During that time frame, she said she has seen producers deal with some pretty difficult circumstances around the country. But nothing she has personally seen stacks up with the March flooding that placed approximately a million acres of Nebraska land underwater.
“It’s going to be an ongoing struggle because it will take years for that ground to get back to where it was,” said Johnson, a technical sales representative for the micronutrient company Verdesian Life Sciences. “On top of the low commodity prices, now they are forced to deal with all of this.”
Now, Johnson and some of her colleagues are trying to do their part to lessen the load for area producers by hosting more than a dozen meal outings in some of the communities most adversely affected by the natural disaster.
From 4-7 p.m. on Tuesday, Johnson and other Verdesian Life Sciences team members served burgers, brats, chips, cookies, quesadillas and drinks to area producers in the Central Valley Ag parking lot, 1362 Third Ave. In addition, there were ‘Nebraska Strong’ bracelets and T-shirts available for those in attendance. Prior to the event Tuesday, Johnson said she and her cohorts were prepared to serve up to 400 people.
Although she’s playing an important role in setting up the Platte County event, Johnson made it clear that she wasn’t the brainchild of the outing.
“I can’t take credit for it,” Johnson said. “Every week we do conference calls and I was telling them how I was dropping in my (sales) forecast because there was so much flooded land. And at first, I think they thought that maybe I was a rep who was just anxious and may not make my goal.”
Then the following Saturday, members of Verdesian’s corporate team in North Carolina saw the destruction on national news outlets and gave her a direct phone call.
“They called and kind of apologized and said they saw how big of a deal it was,” Johnson said. “They said that they wanted to help out.”
Over the course of about a week, Johnson and others will be hosting free meals in places like Fullerton, Genoa, St. Edward, Verdigre, Randolph, Pilger, West Point, Oakland and Tekamah. On Monday, the group made a pit stop in North Bend.
Scott Ahrenholtz, a technical sales representative for Verdesian in Iowa, noted that his state also received a fair amount of destruction.
“The western part of the state in the Missouri River bottom, there were some levees that were breached and there was a lot of towns and farm ground that were devastated,” Ahrenholtz said while manning a grill piled with quesadilla fixings.
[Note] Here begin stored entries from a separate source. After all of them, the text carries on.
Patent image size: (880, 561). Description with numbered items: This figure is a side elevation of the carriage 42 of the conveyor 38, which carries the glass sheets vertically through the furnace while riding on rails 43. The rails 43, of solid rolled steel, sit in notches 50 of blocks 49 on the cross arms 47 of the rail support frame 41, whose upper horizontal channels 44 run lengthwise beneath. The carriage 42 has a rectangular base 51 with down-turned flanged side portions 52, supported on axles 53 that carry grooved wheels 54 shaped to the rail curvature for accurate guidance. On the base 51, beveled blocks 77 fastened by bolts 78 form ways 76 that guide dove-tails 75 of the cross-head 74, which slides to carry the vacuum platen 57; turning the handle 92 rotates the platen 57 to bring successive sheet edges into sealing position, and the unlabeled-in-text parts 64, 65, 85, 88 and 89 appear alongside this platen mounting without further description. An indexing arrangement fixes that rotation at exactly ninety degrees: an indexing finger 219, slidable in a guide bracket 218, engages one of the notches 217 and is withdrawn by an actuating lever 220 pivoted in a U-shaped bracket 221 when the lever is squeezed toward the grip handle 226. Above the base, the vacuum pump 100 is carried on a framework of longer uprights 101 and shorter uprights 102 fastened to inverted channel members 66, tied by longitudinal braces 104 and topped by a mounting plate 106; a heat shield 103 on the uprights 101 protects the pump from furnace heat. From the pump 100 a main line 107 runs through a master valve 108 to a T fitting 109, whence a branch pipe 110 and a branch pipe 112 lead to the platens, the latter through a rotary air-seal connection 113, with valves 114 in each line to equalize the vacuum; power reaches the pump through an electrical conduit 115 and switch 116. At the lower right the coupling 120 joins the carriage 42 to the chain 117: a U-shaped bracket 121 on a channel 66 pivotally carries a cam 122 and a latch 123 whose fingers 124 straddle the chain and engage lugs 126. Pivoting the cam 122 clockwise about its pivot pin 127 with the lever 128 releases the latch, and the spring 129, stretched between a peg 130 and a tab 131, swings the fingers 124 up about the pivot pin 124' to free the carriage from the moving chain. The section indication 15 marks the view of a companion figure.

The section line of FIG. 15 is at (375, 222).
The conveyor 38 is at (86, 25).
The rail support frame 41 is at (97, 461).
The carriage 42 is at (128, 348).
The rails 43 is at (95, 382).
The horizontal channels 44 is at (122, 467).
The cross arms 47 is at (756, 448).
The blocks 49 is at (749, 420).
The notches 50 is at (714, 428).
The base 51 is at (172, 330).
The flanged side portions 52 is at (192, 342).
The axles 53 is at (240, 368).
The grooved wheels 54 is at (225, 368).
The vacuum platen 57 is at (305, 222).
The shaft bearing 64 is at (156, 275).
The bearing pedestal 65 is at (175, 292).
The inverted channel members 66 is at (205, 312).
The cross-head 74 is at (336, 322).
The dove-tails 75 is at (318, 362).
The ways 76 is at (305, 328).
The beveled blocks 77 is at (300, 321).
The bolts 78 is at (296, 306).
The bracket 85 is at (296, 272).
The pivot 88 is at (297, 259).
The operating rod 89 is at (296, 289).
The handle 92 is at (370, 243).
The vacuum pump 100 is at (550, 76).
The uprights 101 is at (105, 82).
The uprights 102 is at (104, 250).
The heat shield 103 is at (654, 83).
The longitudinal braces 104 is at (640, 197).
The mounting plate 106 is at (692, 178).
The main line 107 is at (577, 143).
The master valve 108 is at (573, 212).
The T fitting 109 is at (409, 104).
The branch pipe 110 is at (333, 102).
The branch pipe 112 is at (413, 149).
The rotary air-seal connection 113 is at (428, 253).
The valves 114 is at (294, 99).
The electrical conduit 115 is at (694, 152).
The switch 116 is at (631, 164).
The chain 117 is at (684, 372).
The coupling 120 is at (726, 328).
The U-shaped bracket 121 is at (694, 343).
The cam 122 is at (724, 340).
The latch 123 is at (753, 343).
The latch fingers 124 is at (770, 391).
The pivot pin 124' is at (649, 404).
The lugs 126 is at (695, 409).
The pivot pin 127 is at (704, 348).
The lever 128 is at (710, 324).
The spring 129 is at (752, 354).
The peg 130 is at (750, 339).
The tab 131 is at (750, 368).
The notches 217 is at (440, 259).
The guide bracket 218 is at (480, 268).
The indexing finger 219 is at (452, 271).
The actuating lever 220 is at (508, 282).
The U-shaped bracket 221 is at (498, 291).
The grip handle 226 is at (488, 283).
He added that he was more than happy to make the trip to Nebraska to aid his colleagues and help provide people with a good meal and perhaps some elevated morale.
“The agricultural industry is a family – it’s close-knit,” he said. “We are all one family and when they are in need we are here to help.”
On Monday, April 22, the Verdesian group is making its way to Battle Creek. This is expected to be one of the largest dinners, with an estimated 400-700 people scheduled to be in attendance.
“Boy, in that area they just got slammed. It was really bad,” Johnson said. “… In a lot of places, there’s 3- to 4-feet of sand on top of that land. And what can you grow in sand?”
Johnson said that her company isn’t using this as an opportunity to push its products whatsoever, it’s just people coming together to help people. Tuesday’s turnout wasn’t as heavy as expected – Johnson said she believes the nice weather may have kept many farmers in their fields. But, there were people swinging by periodically through the afternoon, she added.
Those that did attend, though, undoubtedly left full and thankful.
“All we want to do is just our part,” Johnson said.